Turning to sustainability, Survé, who oversees the group’s Oceans and Climate initiatives including African aquaculture, revealed his enthusiasm for South Africa’s capacity to lead in spheres including energy, seas, and climate. With its long coastline, he is of the view that South Africa’s geography would help it dominate globally in aquaculture, renewable energy, and maritime economy.

“In terms of sustainability, South Africa offers leadership rather than a following chance. Our coastal resources would provide a centre for environmentally friendly aquaculture and renewable energy initiatives. The secret is to set ourselves up to draw in FDI,” he said.

Survé tackled the drop in FDI in South Africa, blaming a “loss of trust” in the nation’s future development. Still, he remained forward-looking, noting that South Africa now had a chance to rebuild investor trust and change its reputation.

“Although South Africa was previously seen as a shining investment target, we have had a few difficult years. We now have a chance to present ourselves as a place of hope. If we centre sustainability, technology, and our young people, we can rebuild that confidence,” he said.

When asked what results South Africa should focus on to guarantee a sustainable future, Survé underlined a mixed strategy, using public and private sectors. He underlined the need of organisations such as the NDB, also known as the BRICS Bank, and how greatly they might help to provide the country with much-needed funding.

“Based on the NDB, I understand that we always have to put the nation first – above any one interest. Whether it’s money from the NDB or sources from Europe or the United States, the attention should be on what benefits South Africa,” he said.

Survé said that both public and private sectors have a role to play for South Africa. From the public standpoint, we must be diplomatic in our relations and revitalise partnerships globally with BRICS countries and Western nations. The private sector must focus on establishing global partnerships that promote South African youth talent to the global stage and reinvigorate the economy for the future.

“We have to be careful not to be making agreements giving other countries authority over South African assets or syphoning money. We must keep alert in assessing any agreements that will not benefit the people of South Africa,” he said.

From a private sector standpoint, especially considering the geopolitical environment of today, he advised companies to seize the possibilities the NDB and BRICS countries present.

Survé, who has completed his studies for an MBA at the Oxford Said Business School and prior to that a BSc from Babson College, advised the country’s youth to be flexible and welcome change, especially in the technical area.

“Though the world is changing fast, people might be sluggish to adjust.

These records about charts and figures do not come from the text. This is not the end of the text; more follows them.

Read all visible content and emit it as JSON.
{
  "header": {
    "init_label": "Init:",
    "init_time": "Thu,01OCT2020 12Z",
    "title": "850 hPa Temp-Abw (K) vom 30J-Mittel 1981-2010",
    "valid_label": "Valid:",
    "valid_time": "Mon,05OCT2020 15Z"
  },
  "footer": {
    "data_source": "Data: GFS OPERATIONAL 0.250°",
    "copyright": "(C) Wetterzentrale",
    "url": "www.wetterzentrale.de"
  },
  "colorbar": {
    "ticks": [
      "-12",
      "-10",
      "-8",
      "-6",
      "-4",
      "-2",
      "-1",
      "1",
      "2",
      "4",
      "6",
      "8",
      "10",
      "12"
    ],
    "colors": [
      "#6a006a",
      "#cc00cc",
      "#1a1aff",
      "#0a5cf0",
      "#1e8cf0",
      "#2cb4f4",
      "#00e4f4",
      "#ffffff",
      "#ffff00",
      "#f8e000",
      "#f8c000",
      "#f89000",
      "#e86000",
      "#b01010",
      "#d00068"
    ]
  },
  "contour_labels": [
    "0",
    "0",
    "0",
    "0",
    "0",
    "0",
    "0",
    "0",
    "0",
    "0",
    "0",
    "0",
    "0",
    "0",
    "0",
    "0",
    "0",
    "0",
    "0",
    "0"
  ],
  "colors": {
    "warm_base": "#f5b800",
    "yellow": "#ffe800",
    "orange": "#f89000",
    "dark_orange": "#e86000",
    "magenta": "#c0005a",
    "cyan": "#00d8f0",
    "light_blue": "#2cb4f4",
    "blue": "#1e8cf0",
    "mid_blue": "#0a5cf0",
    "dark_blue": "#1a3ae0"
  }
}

Young people have to grow personally to satisfy the needs of the more digital modern economy. Though you are not a software engineer, knowing the tools and technology at hand will open new doors,” he said.

The thoughts of this corporate leader present a roadmap for South Africa to negotiate these uncertain times and come out stronger on the international scene as it deals with the twin issues of high youth unemployment and a slow economic recovery.